Johannes Rebane
April 26, 2015
Overview: This application, submitted as a final capstone project for the JHU Data Science Specialization through Coursera, implements a word prediction algorithm in the spirit of SwiftKey. Using a database of 2-grams, 3-grams, and 4-grams generated from blog, Twitter, and news corpora, the application processes text and predicts next words using a customized “Stupid Backoff” model, optimized for speed and web-scale language modeling. The final application can be found on ShinyApps.io.
The application uses Python and NLTK to generate n-grams. R connects with a SQLite DB of these n-grams to implement and train a “Stupid Backoff” algorithm (Brants et al 2007). Shiny provides a front-end to interact with the algorithm.

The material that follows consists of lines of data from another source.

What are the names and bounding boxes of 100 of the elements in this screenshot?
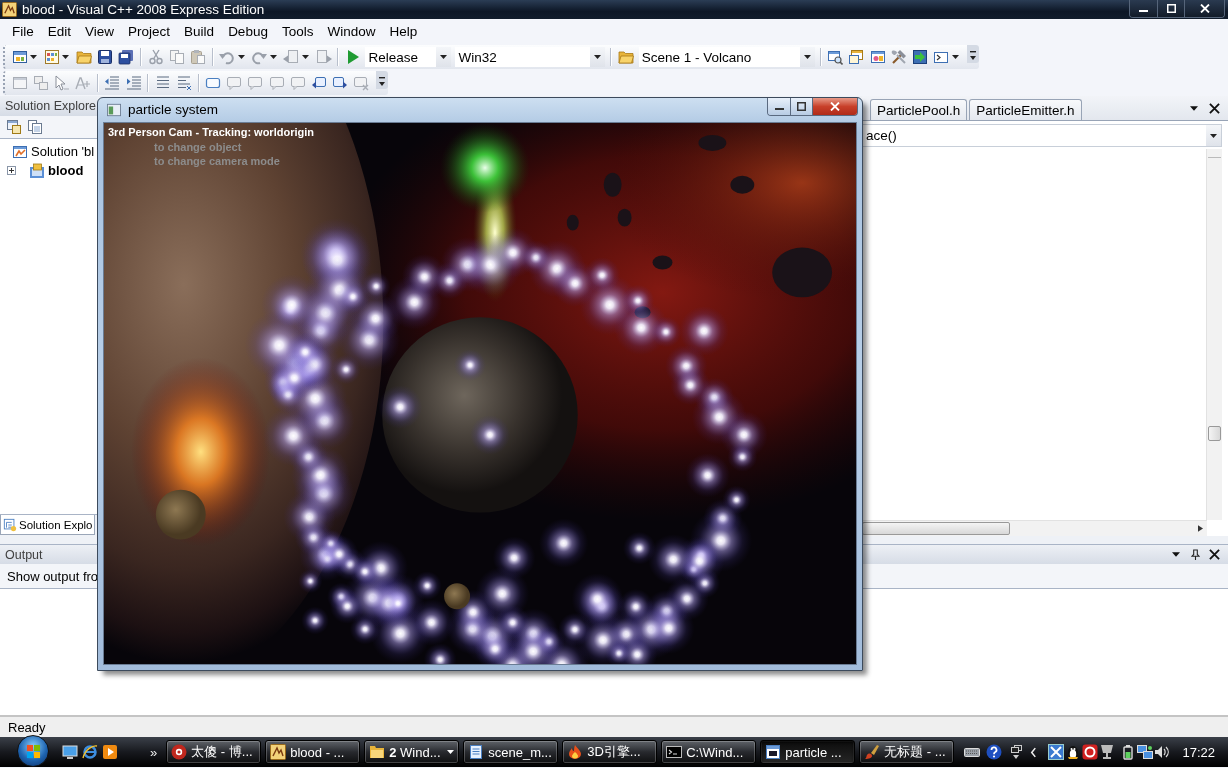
start-button[interactable] [17, 735, 49, 767]
document-tab[interactable]: ParticleEmitter.h [969, 99, 1082, 120]
caret-icon[interactable] [30, 55, 38, 59]
indent-icon[interactable] [125, 75, 142, 91]
taskbar-button[interactable]: scene_m... [463, 740, 559, 764]
terminal-window-icon[interactable] [933, 49, 950, 65]
browser-icon[interactable] [82, 744, 98, 760]
close-icon[interactable] [1209, 549, 1220, 560]
scrollbar-thumb[interactable] [862, 522, 1010, 535]
cursor-icon[interactable] [53, 75, 70, 91]
card-window-icon[interactable] [848, 49, 865, 65]
folder-icon[interactable] [618, 49, 635, 65]
window-stack-icon[interactable] [1008, 744, 1025, 760]
window-search-icon[interactable] [827, 49, 844, 65]
maximize-button[interactable] [790, 98, 812, 115]
save-all-icon[interactable] [118, 49, 135, 65]
cup-icon[interactable] [1099, 744, 1116, 760]
panel-tab[interactable]: Solution Explo [0, 515, 95, 535]
menu-item[interactable]: Window [320, 22, 383, 41]
menu-item[interactable]: Edit [40, 22, 79, 41]
quick-launch-overflow[interactable]: » [150, 744, 158, 760]
find-dropdown[interactable]: Scene 1 - Volcano [638, 47, 815, 67]
configuration-dropdown[interactable]: Release [365, 47, 452, 67]
taskbar-button[interactable]: blood - ... [265, 740, 361, 764]
vertical-scrollbar[interactable] [1206, 149, 1222, 520]
open-folder-icon[interactable] [75, 49, 92, 65]
app-icon [270, 744, 287, 760]
maximize-button[interactable] [1157, 0, 1184, 17]
taskbar-button[interactable]: 3D引擎... [562, 740, 658, 764]
network-icon[interactable] [1137, 744, 1154, 760]
minimize-button[interactable] [1130, 0, 1157, 17]
caret-icon [594, 55, 602, 59]
x-tile-icon[interactable] [1048, 744, 1065, 760]
ring-tile-icon[interactable] [1082, 744, 1099, 760]
play-tile-icon[interactable] [102, 744, 118, 760]
tiles-icon[interactable] [32, 75, 49, 91]
horizontal-scrollbar[interactable] [862, 520, 1207, 536]
clock[interactable]: 17:22 [1182, 744, 1215, 760]
taskbar-button[interactable]: 无标题 - ... [859, 740, 955, 764]
taskbar-button[interactable]: 太傻 - 博... [166, 740, 262, 764]
comment-lines-icon[interactable] [154, 75, 171, 91]
chevron-left-icon[interactable] [1030, 746, 1038, 758]
caret-icon [447, 750, 455, 754]
close-icon[interactable] [1209, 102, 1220, 114]
tree-item[interactable]: blood [48, 163, 84, 178]
menu-item[interactable]: Project [121, 22, 178, 41]
bubble-back-icon[interactable] [311, 75, 328, 91]
right-arrow-icon[interactable] [1198, 525, 1203, 532]
volume-icon[interactable] [1154, 744, 1171, 760]
close-button[interactable] [812, 98, 857, 115]
member-dropdown[interactable]: ace() [862, 124, 1222, 147]
toolbar-overflow-icon[interactable] [376, 71, 388, 89]
hammer-wrench-icon[interactable] [890, 49, 907, 65]
menu-item[interactable]: File [5, 22, 41, 41]
caret-icon [803, 55, 811, 59]
shapes-window-icon[interactable] [869, 49, 886, 65]
documents-icon[interactable] [26, 119, 43, 135]
menu-item[interactable]: Help [382, 22, 425, 41]
hint-text: to change object [154, 139, 242, 154]
taskbar-button[interactable]: C:\Wind... [661, 740, 757, 764]
caret-icon[interactable] [1172, 552, 1180, 557]
menu-item[interactable]: Tools [274, 22, 321, 41]
rectangle-icon[interactable] [205, 75, 222, 91]
menu-item[interactable]: Debug [221, 22, 275, 41]
save-icon[interactable] [97, 49, 114, 65]
pin-icon[interactable] [1191, 549, 1200, 560]
platform-dropdown[interactable]: Win32 [455, 47, 606, 67]
outdent-icon[interactable] [104, 75, 121, 91]
close-button[interactable] [1184, 0, 1224, 17]
bubble-forward-icon[interactable] [332, 75, 349, 91]
taskbar-button[interactable]: 2 Wind... [364, 740, 460, 764]
add-item-icon[interactable] [43, 49, 60, 65]
taskbar-button[interactable]: particle ... [760, 740, 856, 764]
code-editor[interactable]: ace() [862, 120, 1228, 536]
tree-item[interactable]: Solution 'bl [31, 144, 95, 159]
help-icon[interactable] [986, 744, 1003, 760]
minimize-button[interactable] [768, 98, 790, 115]
caret-icon[interactable] [237, 55, 245, 59]
document-tab[interactable]: ParticlePool.h [870, 99, 968, 120]
expand-icon[interactable] [7, 166, 16, 175]
uncomment-lines-icon[interactable] [175, 75, 192, 91]
caret-icon[interactable] [269, 55, 277, 59]
scrollbar-thumb[interactable] [1208, 426, 1221, 441]
caret-icon[interactable] [302, 55, 310, 59]
caret-icon[interactable] [62, 55, 70, 59]
caret-icon[interactable] [1190, 105, 1198, 111]
menu-item[interactable]: Build [177, 22, 222, 41]
flag-icon [25, 743, 41, 759]
card-window-icon[interactable] [5, 119, 22, 135]
brush-icon [864, 744, 881, 760]
arrow-box-icon[interactable] [911, 49, 928, 65]
flame-icon [567, 744, 584, 760]
caret-icon[interactable] [951, 55, 959, 59]
project-icon [29, 162, 45, 179]
toolbar-overflow-icon[interactable] [966, 45, 979, 63]
new-project-icon[interactable] [11, 49, 28, 65]
show-desktop-icon[interactable] [62, 744, 78, 760]
menu-item[interactable]: View [78, 22, 122, 41]
maximize-icon [1166, 4, 1176, 13]
close-icon [830, 102, 840, 111]
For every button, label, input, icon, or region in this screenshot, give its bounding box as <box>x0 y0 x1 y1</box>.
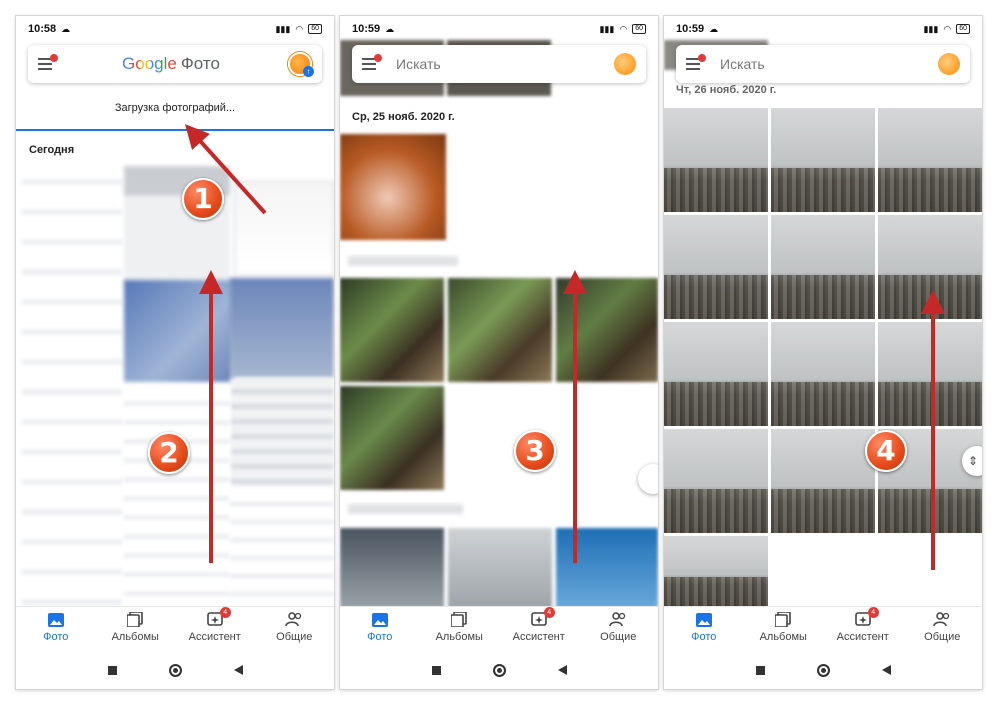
step-marker-3: 3 <box>514 430 556 472</box>
step-marker-1: 1 <box>182 178 224 220</box>
annotation-arrows <box>184 124 945 570</box>
step-marker-2: 2 <box>148 432 190 474</box>
step-marker-4: 4 <box>865 430 907 472</box>
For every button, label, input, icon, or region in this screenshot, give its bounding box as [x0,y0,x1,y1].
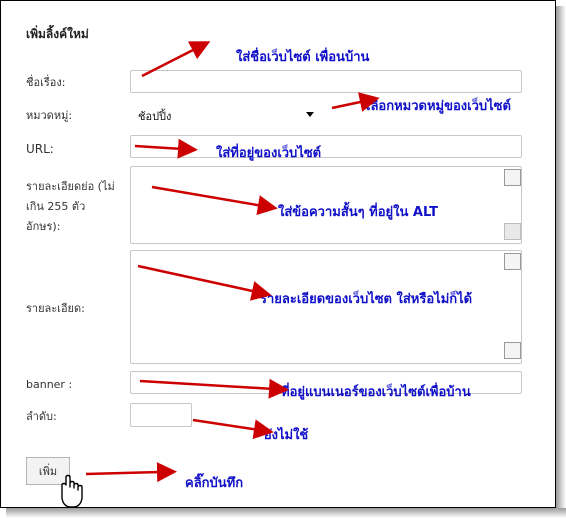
arrow-order [192,418,274,440]
arrow-short-desc [151,185,278,216]
arrow-title [141,41,211,78]
arrow-detail [137,264,272,301]
arrow-url [134,138,198,159]
arrow-category [331,92,380,112]
arrow-banner [139,378,289,399]
annotation-arrows [61,41,380,508]
hand-cursor-icon [61,474,83,508]
arrow-submit [85,462,177,483]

The customized “Stupid Backoff” algorithm looks at the highest order n-grams matching the end of the inputed phrase, and, if needed, “backs off” with a discount to lower-order n-grams until a highest score match is found.
The Shiny App provides reactive input for the end user, and displays the predictions in ranked form in a ggplot2 chart to the right of the input. Documentation and sources are linked accordingly at the top.
In order to validate the algorithm, measurements were performed on different n-gram levels with regard to total file size and accuracy of prediction on a small data sample.
A 4-gram model was chosen due to size constraints (100 mb on shinyapps.io) and its relative performance to lower and higher-order models.